IRA conversions and rollovers generally refer to the act of transferring assets held in a traditional IRA, or a similar retirement account, to a Roth IRA.

A rollover is a tax-free distribution to you of cash or other assets from one retirement plan that you contribute to another retirement plan within 60 days you received the payment or distribution. You can withdraw all or part of the assets from a traditional IRA and reinvest them (within 60 days) in a Roth IRA. The amount that you withdraw and timely contribute (convert) to the Roth IRA is called a conversion contribution.

The types of IRAs you can rollover to a Roth IRA are: traditional IRA, rollover IRA, SEP-IRA, Simple IRA, SARSEP IRA, 401K or 403(b) from a former employer, and 457(b). We will give you more information on rollovers and conversions in a separate newsletter.

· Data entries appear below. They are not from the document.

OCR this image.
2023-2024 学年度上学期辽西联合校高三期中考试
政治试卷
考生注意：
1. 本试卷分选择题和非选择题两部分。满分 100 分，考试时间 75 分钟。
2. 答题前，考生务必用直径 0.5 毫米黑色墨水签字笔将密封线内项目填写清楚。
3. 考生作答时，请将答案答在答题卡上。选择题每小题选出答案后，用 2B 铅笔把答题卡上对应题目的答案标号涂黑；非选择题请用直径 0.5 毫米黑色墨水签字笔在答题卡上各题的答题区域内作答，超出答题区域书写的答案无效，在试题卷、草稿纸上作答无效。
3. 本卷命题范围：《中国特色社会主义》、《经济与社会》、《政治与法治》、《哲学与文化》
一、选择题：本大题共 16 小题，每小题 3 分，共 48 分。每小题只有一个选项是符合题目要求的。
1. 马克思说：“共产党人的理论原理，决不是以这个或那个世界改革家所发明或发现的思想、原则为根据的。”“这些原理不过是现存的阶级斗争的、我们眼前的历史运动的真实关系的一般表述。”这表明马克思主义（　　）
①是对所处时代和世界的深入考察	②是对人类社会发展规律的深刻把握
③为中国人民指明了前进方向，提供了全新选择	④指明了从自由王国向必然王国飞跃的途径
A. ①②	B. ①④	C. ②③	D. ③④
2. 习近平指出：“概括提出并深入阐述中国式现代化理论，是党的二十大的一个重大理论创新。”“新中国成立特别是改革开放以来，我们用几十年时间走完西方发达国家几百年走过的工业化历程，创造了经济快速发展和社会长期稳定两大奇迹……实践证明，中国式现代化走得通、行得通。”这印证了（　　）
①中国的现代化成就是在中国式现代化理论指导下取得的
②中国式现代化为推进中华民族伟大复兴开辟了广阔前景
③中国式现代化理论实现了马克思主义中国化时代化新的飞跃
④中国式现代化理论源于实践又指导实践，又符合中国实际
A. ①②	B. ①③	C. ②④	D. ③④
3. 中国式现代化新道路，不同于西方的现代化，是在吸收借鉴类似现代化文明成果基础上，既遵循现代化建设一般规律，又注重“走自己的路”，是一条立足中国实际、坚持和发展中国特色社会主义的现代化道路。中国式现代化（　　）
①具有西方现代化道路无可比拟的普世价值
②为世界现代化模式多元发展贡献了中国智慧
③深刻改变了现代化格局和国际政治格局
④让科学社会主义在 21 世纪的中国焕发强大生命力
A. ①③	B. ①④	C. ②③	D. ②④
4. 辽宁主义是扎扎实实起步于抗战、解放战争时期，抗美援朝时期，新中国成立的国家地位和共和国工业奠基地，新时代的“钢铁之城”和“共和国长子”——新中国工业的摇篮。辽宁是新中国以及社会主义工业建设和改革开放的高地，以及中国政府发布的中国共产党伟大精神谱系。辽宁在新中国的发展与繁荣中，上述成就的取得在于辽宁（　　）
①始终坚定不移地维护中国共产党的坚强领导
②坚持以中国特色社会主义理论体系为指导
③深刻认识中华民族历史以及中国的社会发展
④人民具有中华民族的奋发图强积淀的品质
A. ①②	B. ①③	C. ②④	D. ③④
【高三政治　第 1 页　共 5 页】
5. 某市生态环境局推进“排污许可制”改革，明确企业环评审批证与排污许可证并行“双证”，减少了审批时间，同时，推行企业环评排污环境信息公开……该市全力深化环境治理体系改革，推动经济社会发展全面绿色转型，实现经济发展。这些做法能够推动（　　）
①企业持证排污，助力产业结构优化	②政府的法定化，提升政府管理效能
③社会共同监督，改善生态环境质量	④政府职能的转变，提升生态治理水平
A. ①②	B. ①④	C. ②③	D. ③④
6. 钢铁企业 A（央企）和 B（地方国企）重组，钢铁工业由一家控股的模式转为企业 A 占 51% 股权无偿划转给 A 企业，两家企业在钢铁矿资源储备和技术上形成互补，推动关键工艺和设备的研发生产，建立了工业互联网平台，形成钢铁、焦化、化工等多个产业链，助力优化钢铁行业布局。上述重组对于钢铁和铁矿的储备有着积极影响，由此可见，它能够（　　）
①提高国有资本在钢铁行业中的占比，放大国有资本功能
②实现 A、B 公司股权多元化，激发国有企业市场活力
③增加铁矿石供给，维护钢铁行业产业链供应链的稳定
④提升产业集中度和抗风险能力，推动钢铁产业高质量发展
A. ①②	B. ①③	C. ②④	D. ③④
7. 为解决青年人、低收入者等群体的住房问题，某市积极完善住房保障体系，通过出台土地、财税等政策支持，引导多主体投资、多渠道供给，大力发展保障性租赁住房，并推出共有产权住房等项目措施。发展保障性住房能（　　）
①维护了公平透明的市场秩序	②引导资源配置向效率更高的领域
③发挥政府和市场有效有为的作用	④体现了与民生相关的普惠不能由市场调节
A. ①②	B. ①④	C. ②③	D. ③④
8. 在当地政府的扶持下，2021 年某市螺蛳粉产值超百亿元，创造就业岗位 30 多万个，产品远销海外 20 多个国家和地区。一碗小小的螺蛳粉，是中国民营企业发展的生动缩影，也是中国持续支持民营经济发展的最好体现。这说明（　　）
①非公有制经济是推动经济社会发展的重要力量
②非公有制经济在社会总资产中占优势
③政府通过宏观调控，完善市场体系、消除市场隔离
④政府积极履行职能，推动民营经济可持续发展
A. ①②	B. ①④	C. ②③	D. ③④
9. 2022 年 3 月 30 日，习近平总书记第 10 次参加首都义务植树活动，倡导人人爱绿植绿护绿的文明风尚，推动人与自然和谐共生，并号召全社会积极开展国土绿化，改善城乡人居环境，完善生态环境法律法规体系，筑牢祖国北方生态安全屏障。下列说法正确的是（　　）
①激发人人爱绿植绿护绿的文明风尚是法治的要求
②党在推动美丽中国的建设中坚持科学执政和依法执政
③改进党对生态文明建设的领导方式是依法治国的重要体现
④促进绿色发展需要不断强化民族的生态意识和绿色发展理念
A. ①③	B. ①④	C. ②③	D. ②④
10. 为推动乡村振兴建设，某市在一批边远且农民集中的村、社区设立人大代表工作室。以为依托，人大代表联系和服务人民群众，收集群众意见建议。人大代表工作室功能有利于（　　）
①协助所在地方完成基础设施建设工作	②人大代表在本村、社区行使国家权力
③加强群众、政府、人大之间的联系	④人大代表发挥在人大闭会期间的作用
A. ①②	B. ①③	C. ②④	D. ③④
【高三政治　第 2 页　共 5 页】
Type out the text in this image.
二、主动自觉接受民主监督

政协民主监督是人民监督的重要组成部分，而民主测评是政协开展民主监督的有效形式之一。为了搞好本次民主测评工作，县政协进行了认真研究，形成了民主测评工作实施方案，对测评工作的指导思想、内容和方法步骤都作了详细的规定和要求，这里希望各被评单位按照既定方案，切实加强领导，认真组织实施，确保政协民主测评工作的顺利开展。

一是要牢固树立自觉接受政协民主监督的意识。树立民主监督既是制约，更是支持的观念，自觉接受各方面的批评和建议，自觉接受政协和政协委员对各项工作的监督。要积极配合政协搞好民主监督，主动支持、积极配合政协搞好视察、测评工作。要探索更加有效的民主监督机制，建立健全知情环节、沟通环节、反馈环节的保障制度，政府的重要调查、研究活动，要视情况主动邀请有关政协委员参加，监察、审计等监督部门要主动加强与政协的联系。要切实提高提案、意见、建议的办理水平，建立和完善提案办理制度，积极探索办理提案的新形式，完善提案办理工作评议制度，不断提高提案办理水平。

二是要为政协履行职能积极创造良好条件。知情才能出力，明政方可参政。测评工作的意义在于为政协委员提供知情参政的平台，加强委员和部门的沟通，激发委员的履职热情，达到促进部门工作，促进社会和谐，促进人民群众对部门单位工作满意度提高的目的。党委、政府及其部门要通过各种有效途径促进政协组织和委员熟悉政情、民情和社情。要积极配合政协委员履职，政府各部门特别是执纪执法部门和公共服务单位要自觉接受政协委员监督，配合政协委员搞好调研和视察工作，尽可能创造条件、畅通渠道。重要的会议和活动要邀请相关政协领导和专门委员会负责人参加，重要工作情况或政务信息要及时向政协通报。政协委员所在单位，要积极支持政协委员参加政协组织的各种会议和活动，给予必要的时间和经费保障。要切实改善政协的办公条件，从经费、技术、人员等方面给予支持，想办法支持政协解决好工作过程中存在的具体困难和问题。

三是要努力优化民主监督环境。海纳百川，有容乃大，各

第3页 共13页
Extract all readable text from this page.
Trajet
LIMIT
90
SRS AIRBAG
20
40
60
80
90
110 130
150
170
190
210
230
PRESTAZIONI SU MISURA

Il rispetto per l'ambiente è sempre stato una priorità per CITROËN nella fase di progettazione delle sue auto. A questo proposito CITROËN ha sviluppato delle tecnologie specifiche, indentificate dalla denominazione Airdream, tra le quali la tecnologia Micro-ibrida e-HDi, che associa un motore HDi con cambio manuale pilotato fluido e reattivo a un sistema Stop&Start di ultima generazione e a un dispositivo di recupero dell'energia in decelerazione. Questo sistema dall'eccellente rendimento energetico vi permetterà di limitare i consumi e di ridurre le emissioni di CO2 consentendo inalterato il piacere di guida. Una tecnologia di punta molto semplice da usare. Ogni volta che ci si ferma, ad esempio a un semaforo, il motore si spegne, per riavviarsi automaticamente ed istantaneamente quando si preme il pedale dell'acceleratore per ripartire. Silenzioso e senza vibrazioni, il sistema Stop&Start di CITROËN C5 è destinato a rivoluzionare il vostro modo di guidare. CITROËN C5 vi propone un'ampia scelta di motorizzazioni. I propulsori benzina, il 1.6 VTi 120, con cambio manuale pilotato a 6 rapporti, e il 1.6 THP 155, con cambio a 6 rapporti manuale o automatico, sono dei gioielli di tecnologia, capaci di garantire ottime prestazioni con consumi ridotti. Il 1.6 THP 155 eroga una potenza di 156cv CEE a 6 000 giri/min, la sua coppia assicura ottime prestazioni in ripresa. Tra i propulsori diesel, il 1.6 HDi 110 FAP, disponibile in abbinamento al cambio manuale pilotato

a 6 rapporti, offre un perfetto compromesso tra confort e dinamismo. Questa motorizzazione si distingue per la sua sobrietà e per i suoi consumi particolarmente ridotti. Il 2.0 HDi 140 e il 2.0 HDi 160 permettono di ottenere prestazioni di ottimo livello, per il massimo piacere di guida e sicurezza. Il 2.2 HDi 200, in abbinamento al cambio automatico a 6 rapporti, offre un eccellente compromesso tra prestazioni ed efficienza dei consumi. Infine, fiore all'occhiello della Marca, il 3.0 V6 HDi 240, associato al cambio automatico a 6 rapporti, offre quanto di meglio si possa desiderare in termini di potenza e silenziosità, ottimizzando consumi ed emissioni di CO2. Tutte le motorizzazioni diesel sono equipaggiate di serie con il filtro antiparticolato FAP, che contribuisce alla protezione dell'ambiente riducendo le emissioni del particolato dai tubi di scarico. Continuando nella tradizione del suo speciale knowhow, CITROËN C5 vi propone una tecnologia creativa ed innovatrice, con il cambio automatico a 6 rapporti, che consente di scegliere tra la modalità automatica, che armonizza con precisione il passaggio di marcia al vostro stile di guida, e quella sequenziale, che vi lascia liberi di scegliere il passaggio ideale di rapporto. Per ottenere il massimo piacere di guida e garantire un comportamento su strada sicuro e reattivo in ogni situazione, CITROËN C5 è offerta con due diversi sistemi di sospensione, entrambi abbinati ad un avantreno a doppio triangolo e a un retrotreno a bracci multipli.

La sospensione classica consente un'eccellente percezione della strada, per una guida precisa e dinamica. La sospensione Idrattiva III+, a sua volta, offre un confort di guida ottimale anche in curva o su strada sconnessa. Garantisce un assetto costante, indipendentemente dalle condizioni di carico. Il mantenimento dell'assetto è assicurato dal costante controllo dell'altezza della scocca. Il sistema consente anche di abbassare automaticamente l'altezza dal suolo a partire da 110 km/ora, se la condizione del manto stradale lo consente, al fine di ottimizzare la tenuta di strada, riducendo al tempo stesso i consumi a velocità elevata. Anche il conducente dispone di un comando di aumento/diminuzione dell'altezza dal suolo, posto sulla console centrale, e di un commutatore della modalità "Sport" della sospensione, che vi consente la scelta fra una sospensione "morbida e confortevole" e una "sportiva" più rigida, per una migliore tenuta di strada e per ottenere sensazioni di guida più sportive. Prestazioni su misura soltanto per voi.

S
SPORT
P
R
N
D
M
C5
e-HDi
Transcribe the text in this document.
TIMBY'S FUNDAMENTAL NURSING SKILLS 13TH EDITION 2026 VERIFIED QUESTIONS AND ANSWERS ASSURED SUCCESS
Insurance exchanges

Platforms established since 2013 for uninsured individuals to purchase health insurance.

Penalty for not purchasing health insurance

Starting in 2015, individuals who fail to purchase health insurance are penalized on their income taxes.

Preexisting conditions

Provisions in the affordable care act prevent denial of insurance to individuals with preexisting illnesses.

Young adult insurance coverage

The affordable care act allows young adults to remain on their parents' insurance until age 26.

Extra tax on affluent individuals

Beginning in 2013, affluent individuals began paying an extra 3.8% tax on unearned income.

With any type of retirement account, you will owe taxes now, or you will owe taxes later. Paying taxes on your money now and investing in a Roth IRA means you’ll manage to shield yourself from paying taxes on those funds in the future. Since many people believe income taxes could be considerably higher in the future, this is often seen as a favorable deal.

Because you can withdraw your contributions to a Roth IRA without penalty at any time, the Roth IRA is also used as a long-term savings vehicle for many people.

The downsides of a Roth IRA revolve around the fact that any contributions you make to a Roth IRA are not tax deductible, therefore they do not reduce your gross income, so you won’t be able to receive other tax breaks as a result of showing a lower income.


Also, if your income exceeds a certain amount you are not eligible to contribute to a Roth IRA. This can cause problems with your retirement accounts if you opened a Roth IRA and then your income grows beyond the contribution eligibility limits.

This is one more reason why you should ask for professional help to figure out which are the most suitable retirement plans for your particular financial situation.